Jean-Daniel Magnin sur publie : avez-vous tenté ?

"Le jeu continue après ta mort" : écriture et invention numérique pour fiction scrutant le numérique


note du 29 juin 2012
Bel accueil fait à "Le jeu continue après ta mort" – plusieurs émissions de radio, répercussions sur les blogs et même un peu de presse... Jamais contents ? Une autre étape où on voudrait prouver : ce live est de forte portée, une écriture qui se voue par la fiction à entrer dans l’imaginaire numérique, mais y cherche des schémas symboliques plus pérennes ou fondateurs. Alors on remet en Une. On rappelle aussi que le texte sera accessible d’ici quelques jours dans la première salve de la collection papier de publie.net, distribuée par Hachette Livre.

note initiale, avril 2012
Grande joie d’accueillir Jean-Daniel Magnin à bord de publie.net.

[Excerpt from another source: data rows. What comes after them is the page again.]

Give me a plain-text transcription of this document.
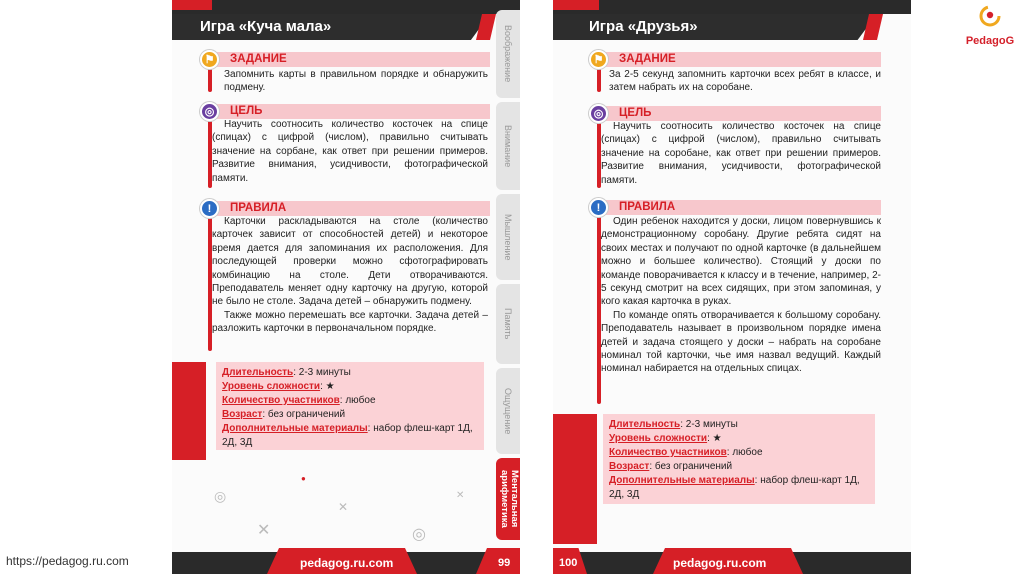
Игра «Куча мала»
ЗАДАНИЕ
⚑
Запомнить карты в правильном порядке и обнаружить подмену.
ЦЕЛЬ
◎

Научить соотносить количество косточек на спице (спицах) с цифрой (числом), правильно считывать значение на сорбане, как ответ при решении примеров. Развитие внимания, усидчивости, фотографической памяти.

ПРАВИЛА
!

Карточки раскладываются на столе (количество карточек зависит от способностей детей) и некоторое время дается для запоминания их расположения. Для последующей проверки можно сфотографировать комбинацию на столе. Дети отворачиваются. Преподаватель меняет одну карточку на другую, которой не было не столе. Задача детей – обнаружить подмену.

Также можно перемешать все карточки. Задача детей – разложить карточки в первоначальном порядке.

Длительность: 2-3 минуты
Уровень сложности: ★
Количество участников: любое
Возраст: без ограничений
Дополнительные материалы: набор флеш-карт 1Д, 2Д, 3Д
◎
●
✕
✕
✕	◎
pedagog.ru.com	99
Воображение
Внимание
Мышление
Память
Ощущение
Ментальная арифметика
Игра «Друзья»
ЗАДАНИЕ
⚑
За 2-5 секунд запомнить карточки всех ребят в классе, и затем набрать их на соробане.
ЦЕЛЬ
◎

Научить соотносить количество косточек на спице (спицах) с цифрой (числом), правильно считывать значение на соробане, как ответ при решении примеров. Развитие внимания, усидчивости, фотографической памяти.

ПРАВИЛА
!

Один ребенок находится у доски, лицом повернувшись к демонстрационному соробану. Другие ребята сидят на своих местах и получают по одной карточке (в дальнейшем можно и большее количество). Стоящий у доски по команде поворачивается к классу и в течение, например, 2-5 секунд смотрит на всех сидящих, при этом запоминая, у кого какая карточка в руках.

По команде опять отворачивается к большому соробану. Преподаватель называет в произвольном порядке имена детей и задача стоящего у доски – набрать на соробане номинал той карточки, чье имя назвал ведущий. Каждый номинал набирается на отдельных спицах.

Длительность: 2-3 минуты
Уровень сложности: ★
Количество участников: любое
Возраст: без ограничений
Дополнительные материалы: набор флеш-карт 1Д, 2Д, 3Д
100	pedagog.ru.com
PedagoG
https://pedagog.ru.com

Compagnon d’armes, il nous avait ouvert le Théâtre du Rond-Point (où il assiste Jean-Michel Ribes à la direction, depuis le début de l’aventure) pour notre stage annuel d’écriture avec les enseignants de l’académie de Versailles, c’était bien surprenant de nous retrouver en pareil lieu, mais la magie du théâtre aidant, on se l’était vite approprié.

Jean-Daniel fait partie aussi des chevilles ouvrières des EAT (Ecrivains associés au théâtre), avec les lectures de textes contemporains au Rond-Point, animées par Louise Doutreligne.

Et Jean-Daniel est aussi à l’initiative de ce site monstrueusement iconoclaste, hébergé par le Rond-Point, lesté de chroniqueurs comme Eric Chevillard (et ouvert à d’autres propositions de blogueurs, je transmets), ventscontraires.net, il en reste le rédacteur en chef.

Mais Jean-Daniel était resté à l’écart du roman. Grande question d’ailleurs, ce qui nous pousse dans telle ou telle intersection, avec les grands dérangeurs qui peuvent en surgir, Koltès ou Novarina comme exemples.

N’empêche que lorsque j’ai ouvert ce fichier intitulé Le jeu continue après ta mort, je n’avais pas lu 10 pages que j’étais abasourdi. Un thriller sur tous les codes de l’utilisation des jeux vidéos, de notre rapport intime à l’informatique, une sorte d’allégorie géante de ce grand abîme du monde.

Dans la sage notice publie.net, ci-dessous, pas osé dire ce que m’a raconté Jean-Daniel lui-même, que c’est par l’abîme qu’il a commencé, que ça s’est croisé avec des images de salles de jeux aperçues à Tokyo (elles sont fascinantes) ou New York, et qu’il n’a jamais pratiqué lui-même ce dont il parle.

Et c’est peut-être bien pour cela qu’il ne se fait pas enfermer dans ces codes, manie toutes les ficelles du fantastique et des registres de langue (ça parle pas forcément le Sévigné courant, les geeks d’aujourd’hui) mais y arrive avec sa pleine force de scénariste professionnel, de créateur d’opéras...

Vous le verrez : sur l’iPad, on tombe sur d’étranges zones, où l’auteur vous démontre que vous lisez un texte différent selon que vous lisez de l’oeil gauche ou de l’oeil droit. Et vous tomberez alors dans d’étranges bifurcations sous-textuelles, avant d’en réémerger ailleurs, sans savoir si c’est le même livre.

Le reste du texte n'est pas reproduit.